Accumulation of advanced glycation end products in skin and increased vascular ageing in the general population: the Malmö Offspring Study.

Abstract

Advanced glycation end product (AGE) is an established risk marker for diabetic vascular disease, and associated with the degree of diabetes complications, renal failure, and atherosclerosis in middle-aged and older individuals. The relationship between AGEs and aortic stiffness has not been thoroughly examined in the younger general population. We aimed to evaluate the association between AGEs and aortic stiffness in the general population of young and middle-aged adults. We analysed cross-sectionally 2518 participants from a Swedish population-based cohort, the Malmö Offspring Study (mean age 41.8 ± 14.5 years, 52.2%). Advanced glycation end-products (AGEs) were measured by a well validated, noninvasive method using skin autofluorescence with AGE-Reader. Aortic stiffness was assessed by carotid-femoral pulse wave velocity (PWV) and augmentation index (Aix) was calibrated to a standard heart rate of 75 bpm at the arteria radialis using SphygmoCor. Multivariable linear regression was performed stratified by age to analyse the association between skin AGE and aortic stiffness.
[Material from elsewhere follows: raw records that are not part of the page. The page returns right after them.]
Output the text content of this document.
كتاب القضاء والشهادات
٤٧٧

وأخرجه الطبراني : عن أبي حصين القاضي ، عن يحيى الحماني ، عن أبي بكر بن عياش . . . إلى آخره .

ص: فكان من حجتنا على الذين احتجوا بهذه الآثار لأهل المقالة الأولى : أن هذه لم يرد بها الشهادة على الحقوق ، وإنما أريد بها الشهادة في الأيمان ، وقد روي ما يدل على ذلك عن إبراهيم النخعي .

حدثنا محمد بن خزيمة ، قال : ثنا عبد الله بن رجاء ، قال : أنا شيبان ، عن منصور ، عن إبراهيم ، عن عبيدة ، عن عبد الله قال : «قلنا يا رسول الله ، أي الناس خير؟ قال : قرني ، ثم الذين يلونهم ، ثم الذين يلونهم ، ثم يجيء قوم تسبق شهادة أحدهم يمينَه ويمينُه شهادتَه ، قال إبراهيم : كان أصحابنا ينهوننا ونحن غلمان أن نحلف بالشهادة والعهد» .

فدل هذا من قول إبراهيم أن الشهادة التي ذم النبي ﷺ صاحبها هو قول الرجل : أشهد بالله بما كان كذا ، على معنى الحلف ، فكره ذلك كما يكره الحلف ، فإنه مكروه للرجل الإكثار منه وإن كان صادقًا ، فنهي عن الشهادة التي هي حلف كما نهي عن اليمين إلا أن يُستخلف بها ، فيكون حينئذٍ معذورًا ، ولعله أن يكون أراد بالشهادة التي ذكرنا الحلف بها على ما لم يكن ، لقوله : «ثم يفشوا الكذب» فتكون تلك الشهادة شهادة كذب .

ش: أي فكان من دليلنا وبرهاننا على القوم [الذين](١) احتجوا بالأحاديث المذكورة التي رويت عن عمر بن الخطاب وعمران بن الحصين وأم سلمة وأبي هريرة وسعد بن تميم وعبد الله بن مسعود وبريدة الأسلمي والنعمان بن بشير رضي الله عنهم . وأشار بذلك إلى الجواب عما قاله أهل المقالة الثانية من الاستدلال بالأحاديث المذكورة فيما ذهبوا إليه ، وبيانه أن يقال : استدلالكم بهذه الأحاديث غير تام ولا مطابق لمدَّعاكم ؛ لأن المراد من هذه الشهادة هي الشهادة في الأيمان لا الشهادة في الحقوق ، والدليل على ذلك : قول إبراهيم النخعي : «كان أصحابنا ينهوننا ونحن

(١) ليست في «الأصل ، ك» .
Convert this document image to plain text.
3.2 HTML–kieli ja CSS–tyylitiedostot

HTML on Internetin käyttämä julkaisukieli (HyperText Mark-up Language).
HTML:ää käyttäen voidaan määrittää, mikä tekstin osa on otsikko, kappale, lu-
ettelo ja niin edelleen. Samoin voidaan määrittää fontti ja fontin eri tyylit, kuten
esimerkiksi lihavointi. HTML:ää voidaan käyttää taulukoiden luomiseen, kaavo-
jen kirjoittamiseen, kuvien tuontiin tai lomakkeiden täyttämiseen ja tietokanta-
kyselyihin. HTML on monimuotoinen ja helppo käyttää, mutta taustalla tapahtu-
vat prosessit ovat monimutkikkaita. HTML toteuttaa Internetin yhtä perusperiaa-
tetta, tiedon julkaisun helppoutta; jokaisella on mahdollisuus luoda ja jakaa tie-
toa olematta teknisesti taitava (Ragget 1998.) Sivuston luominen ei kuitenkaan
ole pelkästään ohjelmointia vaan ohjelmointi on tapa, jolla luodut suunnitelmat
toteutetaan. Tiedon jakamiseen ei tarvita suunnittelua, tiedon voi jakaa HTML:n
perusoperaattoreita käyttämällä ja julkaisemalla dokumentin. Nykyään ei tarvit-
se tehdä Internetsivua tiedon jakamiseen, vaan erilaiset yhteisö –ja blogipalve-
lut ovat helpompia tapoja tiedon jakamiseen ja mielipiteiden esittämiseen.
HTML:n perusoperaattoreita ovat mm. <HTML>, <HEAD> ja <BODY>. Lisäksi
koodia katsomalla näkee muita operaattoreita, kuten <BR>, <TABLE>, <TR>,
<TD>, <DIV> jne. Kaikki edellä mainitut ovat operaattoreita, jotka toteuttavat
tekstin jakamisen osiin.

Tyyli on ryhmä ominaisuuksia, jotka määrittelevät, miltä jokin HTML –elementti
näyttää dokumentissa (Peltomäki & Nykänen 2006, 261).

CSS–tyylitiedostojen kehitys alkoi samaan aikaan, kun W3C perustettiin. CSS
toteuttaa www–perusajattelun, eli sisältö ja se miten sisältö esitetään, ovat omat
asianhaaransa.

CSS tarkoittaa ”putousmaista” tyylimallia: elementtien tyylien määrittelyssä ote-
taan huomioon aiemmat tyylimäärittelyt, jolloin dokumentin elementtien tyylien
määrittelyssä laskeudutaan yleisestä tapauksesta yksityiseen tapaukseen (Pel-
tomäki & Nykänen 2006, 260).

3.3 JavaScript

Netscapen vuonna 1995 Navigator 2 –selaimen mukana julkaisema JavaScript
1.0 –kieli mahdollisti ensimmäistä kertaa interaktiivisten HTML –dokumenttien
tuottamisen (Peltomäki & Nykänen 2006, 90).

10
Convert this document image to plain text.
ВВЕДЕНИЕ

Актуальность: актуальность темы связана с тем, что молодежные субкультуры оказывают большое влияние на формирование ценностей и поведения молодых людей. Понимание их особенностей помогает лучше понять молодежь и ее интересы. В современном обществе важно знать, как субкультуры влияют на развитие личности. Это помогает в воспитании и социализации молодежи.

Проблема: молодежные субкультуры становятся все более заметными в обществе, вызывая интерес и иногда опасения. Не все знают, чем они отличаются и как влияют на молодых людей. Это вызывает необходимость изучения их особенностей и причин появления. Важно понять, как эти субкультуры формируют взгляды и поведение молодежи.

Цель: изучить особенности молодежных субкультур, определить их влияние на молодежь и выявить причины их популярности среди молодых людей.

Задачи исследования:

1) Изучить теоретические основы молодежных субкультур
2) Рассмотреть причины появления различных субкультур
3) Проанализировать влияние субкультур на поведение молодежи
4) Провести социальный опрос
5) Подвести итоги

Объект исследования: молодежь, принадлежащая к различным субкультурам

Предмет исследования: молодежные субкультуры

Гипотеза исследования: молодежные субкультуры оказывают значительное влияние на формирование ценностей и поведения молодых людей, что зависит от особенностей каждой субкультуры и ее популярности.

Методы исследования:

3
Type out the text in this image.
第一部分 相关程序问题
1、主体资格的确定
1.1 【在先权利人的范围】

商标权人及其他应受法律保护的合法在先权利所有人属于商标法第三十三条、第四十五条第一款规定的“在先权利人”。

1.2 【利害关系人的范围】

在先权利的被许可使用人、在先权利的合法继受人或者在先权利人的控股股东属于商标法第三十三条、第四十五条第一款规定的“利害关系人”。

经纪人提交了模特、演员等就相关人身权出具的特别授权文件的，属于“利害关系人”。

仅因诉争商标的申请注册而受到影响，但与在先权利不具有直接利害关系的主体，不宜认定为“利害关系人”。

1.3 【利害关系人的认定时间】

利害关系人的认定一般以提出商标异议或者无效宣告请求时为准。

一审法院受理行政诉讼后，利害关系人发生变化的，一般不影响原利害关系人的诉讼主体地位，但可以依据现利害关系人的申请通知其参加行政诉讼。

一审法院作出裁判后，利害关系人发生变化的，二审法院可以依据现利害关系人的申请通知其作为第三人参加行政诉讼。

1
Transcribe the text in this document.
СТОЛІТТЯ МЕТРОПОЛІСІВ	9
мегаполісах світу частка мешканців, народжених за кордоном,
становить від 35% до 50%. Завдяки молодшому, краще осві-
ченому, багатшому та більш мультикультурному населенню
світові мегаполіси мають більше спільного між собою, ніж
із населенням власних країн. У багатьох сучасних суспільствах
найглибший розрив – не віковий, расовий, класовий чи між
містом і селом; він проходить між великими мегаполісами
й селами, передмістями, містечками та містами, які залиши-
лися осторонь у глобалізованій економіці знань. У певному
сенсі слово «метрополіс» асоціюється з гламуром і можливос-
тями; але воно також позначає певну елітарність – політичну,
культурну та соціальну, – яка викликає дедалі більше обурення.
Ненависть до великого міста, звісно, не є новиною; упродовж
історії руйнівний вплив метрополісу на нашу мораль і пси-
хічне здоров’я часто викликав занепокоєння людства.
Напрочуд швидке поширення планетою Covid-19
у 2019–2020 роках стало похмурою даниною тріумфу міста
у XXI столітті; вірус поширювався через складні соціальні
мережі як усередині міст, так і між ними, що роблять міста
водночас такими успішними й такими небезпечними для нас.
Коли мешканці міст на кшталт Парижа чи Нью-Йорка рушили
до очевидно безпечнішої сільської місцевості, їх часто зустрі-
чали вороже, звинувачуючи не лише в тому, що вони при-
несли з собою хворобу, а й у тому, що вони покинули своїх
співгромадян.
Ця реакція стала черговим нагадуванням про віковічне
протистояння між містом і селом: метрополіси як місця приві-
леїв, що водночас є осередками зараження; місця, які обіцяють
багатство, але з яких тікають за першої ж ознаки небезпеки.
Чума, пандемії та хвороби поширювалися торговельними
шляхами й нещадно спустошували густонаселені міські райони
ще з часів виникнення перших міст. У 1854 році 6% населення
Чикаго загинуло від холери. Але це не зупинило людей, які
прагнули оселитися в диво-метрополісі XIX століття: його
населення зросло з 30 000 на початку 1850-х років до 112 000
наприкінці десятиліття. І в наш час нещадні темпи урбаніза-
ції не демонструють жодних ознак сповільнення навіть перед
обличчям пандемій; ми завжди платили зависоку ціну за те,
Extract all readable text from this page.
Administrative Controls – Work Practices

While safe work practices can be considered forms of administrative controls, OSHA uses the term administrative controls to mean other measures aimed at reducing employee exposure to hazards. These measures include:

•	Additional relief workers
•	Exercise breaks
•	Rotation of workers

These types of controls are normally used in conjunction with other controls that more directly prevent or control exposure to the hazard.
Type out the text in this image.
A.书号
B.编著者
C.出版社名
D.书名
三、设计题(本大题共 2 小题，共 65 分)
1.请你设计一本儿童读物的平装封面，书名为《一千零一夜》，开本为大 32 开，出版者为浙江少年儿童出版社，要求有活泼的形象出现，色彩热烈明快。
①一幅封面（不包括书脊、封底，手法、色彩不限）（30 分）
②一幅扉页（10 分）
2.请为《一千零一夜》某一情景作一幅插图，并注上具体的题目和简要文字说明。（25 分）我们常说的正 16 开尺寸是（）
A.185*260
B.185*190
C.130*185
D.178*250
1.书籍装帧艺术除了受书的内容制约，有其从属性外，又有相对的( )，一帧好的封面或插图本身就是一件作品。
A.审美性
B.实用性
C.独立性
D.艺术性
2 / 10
Increased levels of AGEs were significantly associated with higher direct measurements of aortic stiffness (vascular ageing) in younger individuals (PWV β 0.55 m/s, P < 0.001) after adjustment for traditional cardiometabolic risk factors, however, not in older individuals (PWV β 0.23 m/s, P = 0.10). Indirect vascular ageing was also significantly associated with higher levels of AGEs in both younger (Aix β 7.78, P < 0.001) and older individuals (Aix β 3.69, P < 0.001). Higher levels of skin autofluorescence-AGEs are positively associated with increased vascular ageing in younger adults from the general population, independent of cardiometabolic risk factors.